Les desserts et sucreries

Le plus souvent, au restaurant par exemple, il n’est pas proposé de dessert, surtout si vous prenez un menu complet. Les Japonais sont minces, et ils mangent très peu sucré. On trouve néanmoins quelques desserts nippons, mais qui peuvent paraître très fades comparés aux nôtres. On les mange plutôt au moment du thé qu’à la fin du repas. En voici quelques-uns.

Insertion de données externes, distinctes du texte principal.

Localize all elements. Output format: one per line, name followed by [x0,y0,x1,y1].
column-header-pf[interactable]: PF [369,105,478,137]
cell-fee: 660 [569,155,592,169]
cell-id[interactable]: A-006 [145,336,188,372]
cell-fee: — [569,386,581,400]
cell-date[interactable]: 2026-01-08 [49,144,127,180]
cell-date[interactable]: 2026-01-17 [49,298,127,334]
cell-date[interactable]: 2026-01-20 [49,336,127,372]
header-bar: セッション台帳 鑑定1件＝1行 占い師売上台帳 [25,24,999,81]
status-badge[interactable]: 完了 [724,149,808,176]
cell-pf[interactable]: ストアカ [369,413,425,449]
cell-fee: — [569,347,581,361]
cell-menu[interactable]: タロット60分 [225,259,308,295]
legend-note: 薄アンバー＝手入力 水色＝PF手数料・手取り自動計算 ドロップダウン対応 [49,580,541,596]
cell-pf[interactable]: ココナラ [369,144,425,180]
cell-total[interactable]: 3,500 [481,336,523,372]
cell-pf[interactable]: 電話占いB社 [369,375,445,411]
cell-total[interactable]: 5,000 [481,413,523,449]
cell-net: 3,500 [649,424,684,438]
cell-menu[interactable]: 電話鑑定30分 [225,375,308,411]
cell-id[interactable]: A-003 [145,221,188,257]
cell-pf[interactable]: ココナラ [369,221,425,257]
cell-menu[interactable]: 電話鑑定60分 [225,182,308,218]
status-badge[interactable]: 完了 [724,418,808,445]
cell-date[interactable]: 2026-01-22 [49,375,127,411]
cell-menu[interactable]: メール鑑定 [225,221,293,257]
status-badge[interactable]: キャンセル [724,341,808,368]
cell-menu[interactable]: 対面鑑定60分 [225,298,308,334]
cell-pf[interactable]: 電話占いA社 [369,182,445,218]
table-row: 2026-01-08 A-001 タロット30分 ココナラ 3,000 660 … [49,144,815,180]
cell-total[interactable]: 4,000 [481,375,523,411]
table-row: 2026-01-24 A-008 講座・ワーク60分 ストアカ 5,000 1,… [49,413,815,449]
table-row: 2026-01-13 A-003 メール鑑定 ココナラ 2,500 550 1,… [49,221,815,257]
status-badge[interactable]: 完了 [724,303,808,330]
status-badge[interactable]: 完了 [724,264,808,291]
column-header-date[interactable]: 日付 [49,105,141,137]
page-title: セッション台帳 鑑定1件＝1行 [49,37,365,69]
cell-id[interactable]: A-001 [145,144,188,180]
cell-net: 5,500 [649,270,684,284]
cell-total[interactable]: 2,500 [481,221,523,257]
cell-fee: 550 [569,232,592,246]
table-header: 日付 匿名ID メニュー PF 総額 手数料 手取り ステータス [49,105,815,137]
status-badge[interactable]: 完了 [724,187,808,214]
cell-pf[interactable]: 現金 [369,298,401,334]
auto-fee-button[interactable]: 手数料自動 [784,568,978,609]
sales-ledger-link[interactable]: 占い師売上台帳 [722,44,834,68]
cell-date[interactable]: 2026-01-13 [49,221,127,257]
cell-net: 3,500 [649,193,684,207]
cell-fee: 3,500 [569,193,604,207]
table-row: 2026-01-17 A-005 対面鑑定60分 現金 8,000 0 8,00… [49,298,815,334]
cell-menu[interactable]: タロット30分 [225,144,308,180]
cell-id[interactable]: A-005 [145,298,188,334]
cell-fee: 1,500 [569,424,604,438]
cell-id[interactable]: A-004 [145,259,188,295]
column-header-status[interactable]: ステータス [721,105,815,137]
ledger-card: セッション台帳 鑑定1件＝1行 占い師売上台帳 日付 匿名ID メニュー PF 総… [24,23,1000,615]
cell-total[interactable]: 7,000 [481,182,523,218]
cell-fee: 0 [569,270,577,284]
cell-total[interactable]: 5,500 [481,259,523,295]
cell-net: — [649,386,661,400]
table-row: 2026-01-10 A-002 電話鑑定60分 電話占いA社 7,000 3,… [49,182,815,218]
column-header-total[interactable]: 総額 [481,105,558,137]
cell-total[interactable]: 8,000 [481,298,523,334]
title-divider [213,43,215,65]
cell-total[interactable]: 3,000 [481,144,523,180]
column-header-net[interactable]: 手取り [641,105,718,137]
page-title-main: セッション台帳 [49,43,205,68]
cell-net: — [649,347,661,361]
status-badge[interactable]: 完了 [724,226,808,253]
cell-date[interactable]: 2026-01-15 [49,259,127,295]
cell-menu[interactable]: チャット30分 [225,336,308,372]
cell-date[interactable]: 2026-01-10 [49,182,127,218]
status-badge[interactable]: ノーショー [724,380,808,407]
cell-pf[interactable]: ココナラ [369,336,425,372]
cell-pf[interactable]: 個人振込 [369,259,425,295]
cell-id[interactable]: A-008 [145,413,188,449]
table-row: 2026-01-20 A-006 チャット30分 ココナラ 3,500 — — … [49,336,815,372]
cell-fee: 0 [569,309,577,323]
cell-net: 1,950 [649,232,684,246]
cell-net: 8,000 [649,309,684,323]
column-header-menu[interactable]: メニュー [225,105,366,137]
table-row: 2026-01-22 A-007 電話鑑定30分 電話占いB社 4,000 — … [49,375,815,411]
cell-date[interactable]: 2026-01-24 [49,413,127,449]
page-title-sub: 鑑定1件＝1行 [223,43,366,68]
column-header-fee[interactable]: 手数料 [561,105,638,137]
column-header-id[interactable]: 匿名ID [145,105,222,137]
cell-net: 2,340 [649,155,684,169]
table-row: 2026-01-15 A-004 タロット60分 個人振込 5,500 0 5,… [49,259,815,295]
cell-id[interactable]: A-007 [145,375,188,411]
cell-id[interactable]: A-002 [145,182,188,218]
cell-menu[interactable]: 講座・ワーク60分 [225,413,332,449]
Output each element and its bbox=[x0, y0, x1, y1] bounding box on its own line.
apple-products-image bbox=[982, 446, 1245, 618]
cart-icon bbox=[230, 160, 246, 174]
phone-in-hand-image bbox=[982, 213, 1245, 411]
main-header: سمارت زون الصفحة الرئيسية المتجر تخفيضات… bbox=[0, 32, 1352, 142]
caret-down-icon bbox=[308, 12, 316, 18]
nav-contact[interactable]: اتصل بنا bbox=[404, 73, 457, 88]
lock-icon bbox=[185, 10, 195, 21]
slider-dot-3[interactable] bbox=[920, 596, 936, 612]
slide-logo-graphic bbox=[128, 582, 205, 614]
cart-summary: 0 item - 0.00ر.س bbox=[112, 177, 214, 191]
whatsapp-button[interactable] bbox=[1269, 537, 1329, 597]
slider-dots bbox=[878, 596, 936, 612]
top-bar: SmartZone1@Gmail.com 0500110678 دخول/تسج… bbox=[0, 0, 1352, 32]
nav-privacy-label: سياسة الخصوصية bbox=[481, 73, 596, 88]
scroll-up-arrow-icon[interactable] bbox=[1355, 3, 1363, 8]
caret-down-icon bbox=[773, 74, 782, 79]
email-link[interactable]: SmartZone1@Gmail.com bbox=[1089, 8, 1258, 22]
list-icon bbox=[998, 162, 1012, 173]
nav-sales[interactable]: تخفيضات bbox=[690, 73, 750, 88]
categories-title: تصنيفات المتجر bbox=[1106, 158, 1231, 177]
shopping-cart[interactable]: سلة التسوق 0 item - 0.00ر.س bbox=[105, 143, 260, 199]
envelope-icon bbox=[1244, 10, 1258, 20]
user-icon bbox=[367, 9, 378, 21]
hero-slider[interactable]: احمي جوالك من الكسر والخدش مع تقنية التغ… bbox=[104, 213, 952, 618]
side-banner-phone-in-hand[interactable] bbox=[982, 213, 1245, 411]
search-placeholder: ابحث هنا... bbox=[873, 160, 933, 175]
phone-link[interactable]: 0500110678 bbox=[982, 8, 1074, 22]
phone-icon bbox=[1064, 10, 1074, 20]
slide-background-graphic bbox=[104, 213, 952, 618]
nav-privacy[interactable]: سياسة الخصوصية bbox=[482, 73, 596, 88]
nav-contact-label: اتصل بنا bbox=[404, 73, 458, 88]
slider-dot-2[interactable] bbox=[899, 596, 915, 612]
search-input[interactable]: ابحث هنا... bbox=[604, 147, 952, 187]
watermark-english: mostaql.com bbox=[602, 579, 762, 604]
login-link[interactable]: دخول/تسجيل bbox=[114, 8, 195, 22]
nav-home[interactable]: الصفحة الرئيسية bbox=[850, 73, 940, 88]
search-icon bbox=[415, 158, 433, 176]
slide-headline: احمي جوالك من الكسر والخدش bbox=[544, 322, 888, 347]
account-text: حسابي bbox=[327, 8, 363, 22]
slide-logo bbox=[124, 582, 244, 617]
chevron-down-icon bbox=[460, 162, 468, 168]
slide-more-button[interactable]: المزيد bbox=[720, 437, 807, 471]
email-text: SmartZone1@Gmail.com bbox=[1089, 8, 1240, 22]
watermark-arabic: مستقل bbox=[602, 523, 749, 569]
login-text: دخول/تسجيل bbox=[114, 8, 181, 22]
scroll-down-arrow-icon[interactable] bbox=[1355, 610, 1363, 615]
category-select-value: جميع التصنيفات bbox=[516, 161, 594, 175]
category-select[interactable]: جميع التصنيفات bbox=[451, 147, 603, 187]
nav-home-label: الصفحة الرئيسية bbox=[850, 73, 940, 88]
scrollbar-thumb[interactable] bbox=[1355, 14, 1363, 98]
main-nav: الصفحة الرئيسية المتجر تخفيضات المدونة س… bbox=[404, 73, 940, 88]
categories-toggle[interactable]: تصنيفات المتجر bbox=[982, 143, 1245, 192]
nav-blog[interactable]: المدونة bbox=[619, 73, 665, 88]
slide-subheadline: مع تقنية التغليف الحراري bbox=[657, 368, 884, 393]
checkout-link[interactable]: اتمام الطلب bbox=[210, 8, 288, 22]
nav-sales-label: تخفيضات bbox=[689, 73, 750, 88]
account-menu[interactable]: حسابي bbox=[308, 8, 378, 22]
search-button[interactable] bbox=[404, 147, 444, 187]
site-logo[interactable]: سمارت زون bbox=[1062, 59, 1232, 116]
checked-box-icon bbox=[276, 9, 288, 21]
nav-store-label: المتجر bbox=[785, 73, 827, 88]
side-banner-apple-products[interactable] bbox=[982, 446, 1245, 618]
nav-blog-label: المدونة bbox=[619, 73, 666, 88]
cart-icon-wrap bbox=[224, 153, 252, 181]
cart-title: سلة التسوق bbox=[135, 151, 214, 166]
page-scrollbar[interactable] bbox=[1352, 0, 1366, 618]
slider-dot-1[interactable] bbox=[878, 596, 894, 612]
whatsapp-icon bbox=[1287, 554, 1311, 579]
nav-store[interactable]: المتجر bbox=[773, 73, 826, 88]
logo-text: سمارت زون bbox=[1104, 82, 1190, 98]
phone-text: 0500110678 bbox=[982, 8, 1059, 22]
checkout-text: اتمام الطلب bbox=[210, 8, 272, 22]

Je vous avais déjà parlé des dorayaki, mais dans un article littérature, au sujet du très beau roman Les délices de Tokyo. Ce petit pancake fourré essentiellement à la pâte de haricot rouge est très célèbre ici. J’en ai goûté aussi à la fraise ou à la pomme, mais je trouve ça un peu étouffe-chrétien. La pâte de haricot rouge, lorsqu’elle est bien faite est vraiment bonne. Mais je souviens au début de mon expatriation, que je croyais toujours que c’était du chocolat. Moi qui suis chocoladdict, (si, si, le mot existe puisque je viens de l’inventer), imaginez ma déception !

dorayaki-glace-wasabi

On trouve aussi des prunes séchées amères, appelées umeboshi. On en trouve des sucrées même si le plus souvent on les consomme salées avec du riz. Je trouve ça horriblement acide et amer, bref, ce n’est vraiment pas fait pour moi.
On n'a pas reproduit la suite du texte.